Hoe ben je ooit bij de WHO terechtgekomen?
“Inmiddels werk ik twaalf jaar in mijn huidige functie in Genève. Daarvoor deed ik hetzelfde werk, maar dan op kleinere schaal vanuit het regionale WHO-hoofdkantoor in Kopenhagen. Mijn verhaal in deze wereld begon al veel eerder. Ik heb vroeger aan de Universiteit Wageningen Moleculaire Wetenschappen gestudeerd, waarbij ik een dubbele specialisatie deed in moleculaire biologie en virologie. Na mijn studie heb ik een promotieonderzoek gedaan bij de virologieafdeling van het RIVM. In die tijd deed ik veel internationale contacten op. Ik heb bijvoorbeeld op uitnodiging twee jaar lang in Atlanta gewerkt bij het poliolaboratorium van het CDC (Centers for Disease Control and Prevention) en heb ook periodes in Helsinki en Luxemburg gezeten. Alle labs waar ik werkte, waren WHO referentielaboratoria. Ik zat dus al in de wereld van WHO-labs, maar dan aan de kant waar het pipetteerwerk gebeurde.
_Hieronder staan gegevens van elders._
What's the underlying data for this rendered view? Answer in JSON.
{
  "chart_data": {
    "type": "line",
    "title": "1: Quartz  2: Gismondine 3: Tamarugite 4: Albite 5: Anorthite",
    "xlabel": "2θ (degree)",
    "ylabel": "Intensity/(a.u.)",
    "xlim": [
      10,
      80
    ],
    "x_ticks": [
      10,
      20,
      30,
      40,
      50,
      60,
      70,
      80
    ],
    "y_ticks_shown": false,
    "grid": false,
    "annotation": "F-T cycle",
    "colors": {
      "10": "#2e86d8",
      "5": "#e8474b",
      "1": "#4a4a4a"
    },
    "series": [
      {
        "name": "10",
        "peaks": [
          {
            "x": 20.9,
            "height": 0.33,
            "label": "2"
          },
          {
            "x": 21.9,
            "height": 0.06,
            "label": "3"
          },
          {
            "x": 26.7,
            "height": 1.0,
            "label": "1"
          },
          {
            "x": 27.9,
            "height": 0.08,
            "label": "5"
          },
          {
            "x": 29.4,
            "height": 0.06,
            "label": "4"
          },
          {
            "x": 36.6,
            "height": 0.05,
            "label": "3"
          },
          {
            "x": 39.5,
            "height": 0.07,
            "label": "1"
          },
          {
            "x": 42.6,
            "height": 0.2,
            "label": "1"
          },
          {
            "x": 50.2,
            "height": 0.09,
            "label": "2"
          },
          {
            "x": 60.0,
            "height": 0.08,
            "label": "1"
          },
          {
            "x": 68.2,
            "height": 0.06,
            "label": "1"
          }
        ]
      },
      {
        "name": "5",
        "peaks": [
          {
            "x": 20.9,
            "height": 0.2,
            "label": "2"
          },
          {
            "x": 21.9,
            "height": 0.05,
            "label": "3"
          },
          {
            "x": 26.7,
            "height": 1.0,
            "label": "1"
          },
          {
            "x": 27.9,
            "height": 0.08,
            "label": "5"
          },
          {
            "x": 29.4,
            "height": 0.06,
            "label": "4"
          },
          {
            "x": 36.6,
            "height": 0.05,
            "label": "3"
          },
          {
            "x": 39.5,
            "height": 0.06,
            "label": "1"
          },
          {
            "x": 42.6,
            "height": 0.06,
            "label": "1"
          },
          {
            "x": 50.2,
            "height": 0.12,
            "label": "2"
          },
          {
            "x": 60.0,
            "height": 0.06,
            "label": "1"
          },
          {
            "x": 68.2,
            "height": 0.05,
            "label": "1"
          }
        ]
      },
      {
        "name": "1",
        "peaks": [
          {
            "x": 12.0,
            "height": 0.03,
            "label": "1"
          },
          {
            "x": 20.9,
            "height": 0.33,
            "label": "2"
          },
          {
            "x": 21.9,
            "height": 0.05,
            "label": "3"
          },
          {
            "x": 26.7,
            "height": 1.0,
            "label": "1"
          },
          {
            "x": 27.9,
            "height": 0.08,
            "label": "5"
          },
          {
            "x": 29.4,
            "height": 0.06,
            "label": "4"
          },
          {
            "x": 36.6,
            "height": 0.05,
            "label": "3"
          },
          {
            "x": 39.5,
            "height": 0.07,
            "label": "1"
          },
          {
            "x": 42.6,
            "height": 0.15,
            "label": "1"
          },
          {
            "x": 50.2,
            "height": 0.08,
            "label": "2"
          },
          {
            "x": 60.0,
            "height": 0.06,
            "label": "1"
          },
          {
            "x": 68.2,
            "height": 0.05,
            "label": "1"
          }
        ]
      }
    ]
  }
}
In 2003 startte ik op uitnodiging van iemand bij de WHO in Kopenhagen. Tussen die internationale banen in ben ik nog een tijd teruggeweest bij het RIVM, maar ik miste het internationale werken. Ik ben inmiddels 59 en heb het grootste deel van mijn loopbaan in een internationale setting gewerkt.”
Waarom miste je het werken in een internationale context?
“Voor mijn huidige baan kom ik in landen waar je normaal gesproken niet snel komt. Inmiddels staat de teller op 97. Ik voel me bevoorrecht dat ik bijvoorbeeld in Noord-Korea, Bhutan, Myanmar en Turkmenistan ben geweest. Wat ik ook heel mooi vind aan die dienstreizen, is dat ik met eigen ogen zie hoe gemotiveerd mensen zijn om de accreditatie voor hun lab te behalen. Al moet ik zeggen dat het – hoe geweldig het ook klinkt – ook een keerzijde kent. Het is hard werken en ik maak geregeld lange dagen. Dan zit ik bijvoorbeeld om twee uur ’s morgens nog in een meeting met Manilla of Tokio.”
"Ik voel me bevoorrecht dat ik bijvoorbeeld in Noord-Korea, Bhutan, Myanmar en Turkmenistan ben geweest"
Wat zou je anderen meegeven die ook een internationale carrière ambiëren?
“Als je bij een internationale organisatie wilt werken, is het belangrijk dat je flexibel en avontuurlijk bent ingesteld. Het kan zijn dat je voor een rol in een bepaald land solliciteert, maar uiteindelijk toch wordt overgeplaatst. Daarnaast werken veel internationale organisaties met tijdelijke contracten. Het is dus niet zoals bij de Rijksoverheid in Nederland, waar mensen soms als twintiger beginnen om tot hun pensioen te blijven. Je moet kunnen omgaan met de stress die zulke contracten mogelijk met zich meebrengen. Tegelijkertijd geeft het werken voor een internationale organisatie mij erg veel voldoening. Wanneer de cijfers aantonen dat er wereldwijd steeds meer kinderen worden gevaccineerd en dat het aantal sterfgevallen daalt, is dat heel mooi om te zien.”